Thirty-two of those infected minors live in a private orphanage, the Jawaharlal Nehru Balika Niwas, and four others live at a state-run facility. The minors have been kept in isolation within the facility and are said to be asymptomatic. The children at the homes were tested under the ongoing rapid antigen tests (RAT) being conducted in the state.
"The state government has taken all measures to provide treatment to the infected persons. In the second wave, children are also testing positive for the virus. We are monitoring the situation, and all the homes have been asked to take measures to avert the spread", Dr Deep Debbarma, the state's COVID surveillance officer told EastMojo. The state government has implemented a "Corona curfew" in the capital Agartala from 17-26 May to contain the spread of the virus.
As per India's Ministry of Health, from 1 January to 21 April, at least 644,000 people under the age of 20 were affected by the virus. According to paediatricians, children affected by COVID-19 in the first phase remained asymptomatic, making it difficult to detect.
Meanwhile, the Tripura High Court while hearing a case on the COVID-19 preparedness of the state, observed that there is a high rate of infection in state-run orphanages and asked the government to conduct a maximum number of tests.
"The young children who are housed in these orphanages need special protection. The state government will ensure maximum possible testing of these children, particularly considering the fact that in recent times the number of positive cases reported in these orphanages has been quite high", the court observed.

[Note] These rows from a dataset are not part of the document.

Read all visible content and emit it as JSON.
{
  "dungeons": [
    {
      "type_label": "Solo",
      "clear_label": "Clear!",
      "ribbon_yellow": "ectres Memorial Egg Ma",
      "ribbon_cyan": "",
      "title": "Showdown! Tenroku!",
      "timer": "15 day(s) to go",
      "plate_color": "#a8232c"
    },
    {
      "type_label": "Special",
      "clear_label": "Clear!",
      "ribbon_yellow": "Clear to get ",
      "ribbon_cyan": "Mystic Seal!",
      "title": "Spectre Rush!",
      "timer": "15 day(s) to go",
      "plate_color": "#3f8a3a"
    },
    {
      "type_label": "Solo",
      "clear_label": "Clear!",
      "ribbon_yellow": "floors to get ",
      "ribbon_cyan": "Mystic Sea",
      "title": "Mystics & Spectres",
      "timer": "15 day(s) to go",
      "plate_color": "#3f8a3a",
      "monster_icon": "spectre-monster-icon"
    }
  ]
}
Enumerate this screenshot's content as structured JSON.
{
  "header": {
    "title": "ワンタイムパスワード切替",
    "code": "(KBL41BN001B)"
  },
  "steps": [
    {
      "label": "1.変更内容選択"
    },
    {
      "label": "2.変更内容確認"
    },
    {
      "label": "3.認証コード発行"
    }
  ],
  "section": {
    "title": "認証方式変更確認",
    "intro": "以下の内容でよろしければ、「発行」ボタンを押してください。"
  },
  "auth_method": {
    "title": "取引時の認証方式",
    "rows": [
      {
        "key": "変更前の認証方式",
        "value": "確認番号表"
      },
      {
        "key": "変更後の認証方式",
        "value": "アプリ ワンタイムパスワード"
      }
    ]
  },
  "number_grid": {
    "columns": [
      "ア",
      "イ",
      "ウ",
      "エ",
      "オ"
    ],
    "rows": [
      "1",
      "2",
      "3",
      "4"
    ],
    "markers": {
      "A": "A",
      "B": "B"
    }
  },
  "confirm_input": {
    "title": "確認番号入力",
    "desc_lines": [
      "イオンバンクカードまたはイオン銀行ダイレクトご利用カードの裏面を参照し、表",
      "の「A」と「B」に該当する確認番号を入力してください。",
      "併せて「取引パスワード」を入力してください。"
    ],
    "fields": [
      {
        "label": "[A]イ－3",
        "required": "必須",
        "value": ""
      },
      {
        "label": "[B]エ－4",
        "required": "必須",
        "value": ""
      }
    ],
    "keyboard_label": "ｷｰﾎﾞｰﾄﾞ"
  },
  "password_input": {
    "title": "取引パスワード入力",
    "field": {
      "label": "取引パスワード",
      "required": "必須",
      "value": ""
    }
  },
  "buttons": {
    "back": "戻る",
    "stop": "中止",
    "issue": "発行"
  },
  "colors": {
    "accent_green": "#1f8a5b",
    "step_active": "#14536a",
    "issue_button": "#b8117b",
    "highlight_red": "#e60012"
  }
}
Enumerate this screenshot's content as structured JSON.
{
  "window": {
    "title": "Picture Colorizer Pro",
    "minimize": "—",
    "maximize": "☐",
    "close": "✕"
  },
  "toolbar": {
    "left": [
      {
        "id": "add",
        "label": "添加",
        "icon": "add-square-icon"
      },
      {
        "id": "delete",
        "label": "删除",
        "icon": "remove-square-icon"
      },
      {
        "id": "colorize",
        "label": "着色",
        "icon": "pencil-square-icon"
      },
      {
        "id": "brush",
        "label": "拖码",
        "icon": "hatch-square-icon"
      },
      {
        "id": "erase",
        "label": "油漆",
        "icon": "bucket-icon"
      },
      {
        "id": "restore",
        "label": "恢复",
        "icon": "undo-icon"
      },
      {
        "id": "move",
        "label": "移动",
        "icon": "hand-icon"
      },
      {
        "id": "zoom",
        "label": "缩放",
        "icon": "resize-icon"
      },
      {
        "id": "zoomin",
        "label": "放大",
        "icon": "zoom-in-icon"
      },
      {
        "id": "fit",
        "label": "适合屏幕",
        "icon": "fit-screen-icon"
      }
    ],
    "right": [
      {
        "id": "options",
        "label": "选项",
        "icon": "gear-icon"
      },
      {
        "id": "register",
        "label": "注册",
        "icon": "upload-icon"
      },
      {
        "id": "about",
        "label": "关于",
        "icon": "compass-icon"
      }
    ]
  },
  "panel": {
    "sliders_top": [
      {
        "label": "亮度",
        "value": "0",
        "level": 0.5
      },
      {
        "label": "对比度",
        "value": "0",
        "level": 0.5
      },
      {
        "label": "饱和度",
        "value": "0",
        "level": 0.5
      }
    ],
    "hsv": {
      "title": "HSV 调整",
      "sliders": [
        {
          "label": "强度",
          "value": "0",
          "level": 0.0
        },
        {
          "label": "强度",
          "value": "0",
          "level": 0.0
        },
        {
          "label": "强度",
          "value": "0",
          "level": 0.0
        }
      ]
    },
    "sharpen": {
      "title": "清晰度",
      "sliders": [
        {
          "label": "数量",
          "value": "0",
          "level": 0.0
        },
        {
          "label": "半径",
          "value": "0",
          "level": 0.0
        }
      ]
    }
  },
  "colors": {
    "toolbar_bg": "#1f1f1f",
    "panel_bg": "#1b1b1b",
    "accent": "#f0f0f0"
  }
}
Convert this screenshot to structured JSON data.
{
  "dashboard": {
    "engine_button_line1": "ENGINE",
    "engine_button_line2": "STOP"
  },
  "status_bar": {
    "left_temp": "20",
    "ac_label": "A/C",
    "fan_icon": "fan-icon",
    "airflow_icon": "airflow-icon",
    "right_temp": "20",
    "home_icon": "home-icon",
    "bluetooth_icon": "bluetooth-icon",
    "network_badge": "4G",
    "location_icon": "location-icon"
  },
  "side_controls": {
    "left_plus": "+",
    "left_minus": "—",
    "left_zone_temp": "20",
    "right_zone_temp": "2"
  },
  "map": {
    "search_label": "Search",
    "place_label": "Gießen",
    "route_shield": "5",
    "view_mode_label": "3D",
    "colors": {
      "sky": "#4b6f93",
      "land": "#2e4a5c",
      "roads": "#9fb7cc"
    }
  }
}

In the northern state of Uttarakhand, around 1,000 children below the age of 9 have contracted coronavirus in the last ten days, according to the state Health Department. The state had recently hosted the Maha Kumbh event where over 3 million devotees participated, tossing COVID-19 protocols out the window. The gathering was termed a "super spreader" event after many devotees tested positive upon returning home.
The Indian Health Ministry has since released a set of guidelines for detecting and treating COVID-19 symptoms in children at home. While most remain asymptomatic or show mild symptoms, the government has asked parents to look out for symptoms such as fever, cough, shortness of breath, diarrhoea, and loss of smell.